Kurdish tribe living mainly in Iran

The Salas (Kurdish: سەڵاس, Selas; Persian: ثلاث, Solas) are a Kurdish tribe living mainly in western Iran. The Salas comprised the Weledbegi, Babajani, and Qobadi tribes, and were originally a part of the Jaf tribe.

==History==
The Salas tribe emerged after the Jaf tribe began to breakup after World War I. The Salas comprised the Weledbegi, Babajani, and Qobadi tribes. The Salas tribe mainly lived in Kermanshah province. The Qobadi tribe was traditionally settled around Ezgeleh, while the Weledbegi tribe was scattered around Ravansar, Javanrud, Bayangan, and Sar-e Qala, and the Babajani tribe were mostly settled around Salas-e Babajani. According to oral tradition and many other accounts, each of the Salas tribes descended from one of three brothers, Babajan, Qobad, and Weledbeg, who were from the Jaf tribe, and were forced to migrate from Chamchamal in Iraqi Kurdistan to the area around Darneh in Salas-e Babajani in Kermanshah at the time of Timur Lang. Others disputed it and claimed that they either migrated earlier or were native. Some suggested that the name Bavjan, a variant of Babajani, was connected to Bajwan, another name of the Bajalan tribe in Mosul, and that the tribes may have been linked before the migration to the Salas region.

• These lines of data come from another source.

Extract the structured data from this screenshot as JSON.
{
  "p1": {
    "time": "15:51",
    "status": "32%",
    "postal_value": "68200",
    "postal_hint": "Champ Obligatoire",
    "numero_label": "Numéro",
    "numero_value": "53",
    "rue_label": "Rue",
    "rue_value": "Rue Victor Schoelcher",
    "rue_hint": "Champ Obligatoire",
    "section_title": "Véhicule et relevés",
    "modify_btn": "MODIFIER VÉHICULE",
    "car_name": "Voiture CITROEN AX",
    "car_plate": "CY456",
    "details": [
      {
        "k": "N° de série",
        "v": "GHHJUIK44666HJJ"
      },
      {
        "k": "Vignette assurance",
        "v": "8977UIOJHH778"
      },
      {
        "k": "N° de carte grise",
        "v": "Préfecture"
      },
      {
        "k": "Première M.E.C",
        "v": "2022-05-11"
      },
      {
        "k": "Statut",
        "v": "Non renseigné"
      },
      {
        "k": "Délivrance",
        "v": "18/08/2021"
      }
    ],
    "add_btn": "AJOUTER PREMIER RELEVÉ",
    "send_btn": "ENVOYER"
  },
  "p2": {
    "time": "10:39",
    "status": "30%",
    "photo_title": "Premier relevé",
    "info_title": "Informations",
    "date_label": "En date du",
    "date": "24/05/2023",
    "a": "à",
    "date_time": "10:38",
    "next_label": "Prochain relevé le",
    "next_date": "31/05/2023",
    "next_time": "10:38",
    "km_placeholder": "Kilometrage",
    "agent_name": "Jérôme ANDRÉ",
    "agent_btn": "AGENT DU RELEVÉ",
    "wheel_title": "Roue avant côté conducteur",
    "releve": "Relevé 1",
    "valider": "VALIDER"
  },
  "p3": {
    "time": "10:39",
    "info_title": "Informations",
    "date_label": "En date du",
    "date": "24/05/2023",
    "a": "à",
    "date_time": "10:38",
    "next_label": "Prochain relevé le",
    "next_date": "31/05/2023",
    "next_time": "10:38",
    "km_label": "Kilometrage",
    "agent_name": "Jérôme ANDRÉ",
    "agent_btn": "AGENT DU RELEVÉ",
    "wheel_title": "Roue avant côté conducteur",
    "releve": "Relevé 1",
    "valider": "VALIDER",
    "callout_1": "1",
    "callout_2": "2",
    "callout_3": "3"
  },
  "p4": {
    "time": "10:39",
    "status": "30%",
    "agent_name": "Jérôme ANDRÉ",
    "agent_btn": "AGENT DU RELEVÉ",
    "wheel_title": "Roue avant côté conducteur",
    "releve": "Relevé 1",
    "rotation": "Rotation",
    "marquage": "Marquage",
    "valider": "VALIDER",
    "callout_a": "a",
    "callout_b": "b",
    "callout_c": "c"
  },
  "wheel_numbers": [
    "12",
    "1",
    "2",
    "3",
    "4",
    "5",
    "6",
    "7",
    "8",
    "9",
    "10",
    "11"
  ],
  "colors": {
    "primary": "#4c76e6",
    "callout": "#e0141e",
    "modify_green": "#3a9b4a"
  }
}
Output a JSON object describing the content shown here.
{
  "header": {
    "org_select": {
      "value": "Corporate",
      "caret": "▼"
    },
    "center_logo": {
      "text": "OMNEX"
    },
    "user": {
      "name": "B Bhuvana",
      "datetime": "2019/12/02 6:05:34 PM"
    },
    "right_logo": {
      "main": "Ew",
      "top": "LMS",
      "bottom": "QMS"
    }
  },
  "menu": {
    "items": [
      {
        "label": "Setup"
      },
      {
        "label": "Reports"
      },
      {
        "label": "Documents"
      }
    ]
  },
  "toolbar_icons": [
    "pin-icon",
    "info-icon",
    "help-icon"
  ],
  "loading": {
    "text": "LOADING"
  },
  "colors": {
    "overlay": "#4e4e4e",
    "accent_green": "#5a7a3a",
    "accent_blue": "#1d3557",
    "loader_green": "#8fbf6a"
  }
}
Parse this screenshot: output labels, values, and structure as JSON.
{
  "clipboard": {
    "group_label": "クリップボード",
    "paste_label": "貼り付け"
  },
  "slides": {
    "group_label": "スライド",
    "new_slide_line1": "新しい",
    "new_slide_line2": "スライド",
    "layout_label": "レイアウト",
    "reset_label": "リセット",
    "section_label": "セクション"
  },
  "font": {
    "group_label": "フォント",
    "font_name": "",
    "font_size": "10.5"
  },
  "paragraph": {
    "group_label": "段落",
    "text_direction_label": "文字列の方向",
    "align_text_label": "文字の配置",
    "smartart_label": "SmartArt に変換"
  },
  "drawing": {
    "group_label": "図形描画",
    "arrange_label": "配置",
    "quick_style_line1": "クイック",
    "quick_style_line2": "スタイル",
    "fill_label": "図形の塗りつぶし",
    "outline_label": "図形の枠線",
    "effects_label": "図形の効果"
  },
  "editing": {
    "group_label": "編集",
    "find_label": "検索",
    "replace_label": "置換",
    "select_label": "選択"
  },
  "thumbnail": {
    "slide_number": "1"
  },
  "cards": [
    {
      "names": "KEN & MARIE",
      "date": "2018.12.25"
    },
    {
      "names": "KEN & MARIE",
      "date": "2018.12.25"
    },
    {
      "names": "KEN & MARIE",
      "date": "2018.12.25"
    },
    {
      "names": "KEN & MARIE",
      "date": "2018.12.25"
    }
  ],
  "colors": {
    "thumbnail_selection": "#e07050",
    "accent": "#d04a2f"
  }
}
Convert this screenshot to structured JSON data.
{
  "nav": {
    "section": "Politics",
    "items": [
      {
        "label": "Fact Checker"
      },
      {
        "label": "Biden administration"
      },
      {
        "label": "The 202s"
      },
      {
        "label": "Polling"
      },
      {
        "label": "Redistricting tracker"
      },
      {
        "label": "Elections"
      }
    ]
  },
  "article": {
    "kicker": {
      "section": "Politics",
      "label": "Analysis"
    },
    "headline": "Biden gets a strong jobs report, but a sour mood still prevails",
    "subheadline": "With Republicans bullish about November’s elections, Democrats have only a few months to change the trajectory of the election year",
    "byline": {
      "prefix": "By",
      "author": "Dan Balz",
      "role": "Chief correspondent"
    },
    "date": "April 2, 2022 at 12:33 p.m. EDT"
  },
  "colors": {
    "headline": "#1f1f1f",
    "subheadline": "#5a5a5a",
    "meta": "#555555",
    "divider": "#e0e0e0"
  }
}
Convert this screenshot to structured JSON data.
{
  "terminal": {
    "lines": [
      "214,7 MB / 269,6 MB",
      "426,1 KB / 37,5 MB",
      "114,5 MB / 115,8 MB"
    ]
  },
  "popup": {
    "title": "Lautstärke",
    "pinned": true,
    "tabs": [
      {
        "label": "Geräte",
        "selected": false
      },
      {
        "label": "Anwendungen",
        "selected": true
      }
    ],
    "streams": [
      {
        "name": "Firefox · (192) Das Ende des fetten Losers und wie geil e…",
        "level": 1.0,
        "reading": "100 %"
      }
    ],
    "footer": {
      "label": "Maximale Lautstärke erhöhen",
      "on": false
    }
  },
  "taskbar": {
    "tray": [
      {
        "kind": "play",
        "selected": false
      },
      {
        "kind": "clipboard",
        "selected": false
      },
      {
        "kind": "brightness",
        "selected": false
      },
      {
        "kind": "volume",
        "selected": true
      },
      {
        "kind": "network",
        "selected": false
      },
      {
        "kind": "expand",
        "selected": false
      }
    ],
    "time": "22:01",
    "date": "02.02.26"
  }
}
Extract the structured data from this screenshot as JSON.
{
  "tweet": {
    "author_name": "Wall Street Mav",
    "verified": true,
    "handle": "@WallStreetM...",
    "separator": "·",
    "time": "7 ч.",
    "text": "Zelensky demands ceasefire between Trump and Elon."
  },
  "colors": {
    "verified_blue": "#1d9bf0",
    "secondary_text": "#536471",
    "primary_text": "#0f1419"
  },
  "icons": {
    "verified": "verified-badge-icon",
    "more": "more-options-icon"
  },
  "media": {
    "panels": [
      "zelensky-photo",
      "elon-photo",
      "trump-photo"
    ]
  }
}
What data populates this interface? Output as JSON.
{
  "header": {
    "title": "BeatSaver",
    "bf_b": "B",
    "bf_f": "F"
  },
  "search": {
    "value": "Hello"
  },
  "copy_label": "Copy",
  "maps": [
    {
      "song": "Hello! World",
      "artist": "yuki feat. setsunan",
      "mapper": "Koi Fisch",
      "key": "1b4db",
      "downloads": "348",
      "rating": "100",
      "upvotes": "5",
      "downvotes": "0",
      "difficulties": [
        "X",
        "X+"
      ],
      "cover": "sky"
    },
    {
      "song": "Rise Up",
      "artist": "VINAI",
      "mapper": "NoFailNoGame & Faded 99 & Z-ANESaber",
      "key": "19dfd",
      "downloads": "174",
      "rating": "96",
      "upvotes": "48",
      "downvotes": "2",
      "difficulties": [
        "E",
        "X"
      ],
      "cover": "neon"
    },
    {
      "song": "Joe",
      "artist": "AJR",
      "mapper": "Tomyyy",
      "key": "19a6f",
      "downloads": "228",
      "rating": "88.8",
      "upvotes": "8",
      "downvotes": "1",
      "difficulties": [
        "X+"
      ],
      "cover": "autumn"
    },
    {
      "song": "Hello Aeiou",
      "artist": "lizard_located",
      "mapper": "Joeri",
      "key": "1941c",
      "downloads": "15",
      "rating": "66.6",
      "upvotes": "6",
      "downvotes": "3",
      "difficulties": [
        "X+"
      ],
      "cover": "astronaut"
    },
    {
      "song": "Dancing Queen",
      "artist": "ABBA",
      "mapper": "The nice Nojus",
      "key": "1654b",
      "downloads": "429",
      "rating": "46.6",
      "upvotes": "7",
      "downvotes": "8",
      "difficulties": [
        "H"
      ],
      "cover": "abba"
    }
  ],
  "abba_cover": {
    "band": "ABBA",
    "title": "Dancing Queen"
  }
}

Muhammad Amin Zaki Beg included the Salas tribes (Qobadi, Weledbegi, and Babajani), along with the Anakhi, Imami, Darwash, Diletaza, Mirabegi, Dehtiri, Namdarbegi, and Tayshe, as tribes of Jaf origin which had become independent. In Tarikh-e Mardukh, the Salas tribes (Qobadi, Weledbegi, and Babajani) were included among many other Kurdish tribes in a list of the tribes of Sanandaj. It also mentioned some Babajani living around Kerend which were considered part of the Kerendi tribes.

The Kurdish tribal dynamics shifted significantly by 1920, with the Guran tribe disintegrating, the Kalhor tribe undergoing a leadership crisis, and the Sanjabi enjoying a resurgence. Qasim Khan Sanjabi maintained good relations with the British, and allied with Rashid al-Saltana Qalkhani and Sardar Rashid Ardalani in 1921, seeking to end the raids on livestock by the Weledbegi tribe. The Weledbegi tribe then called for help from the Kalhor tribe. The Iranian central government ordered the Kalhor to attack the Sanjabi, but the conflict was prevented when the new governor of Kermanshah intervened, and pressure from the British further succeeded in neutralizing another potential clash between the Kalhor and the Sanjabi.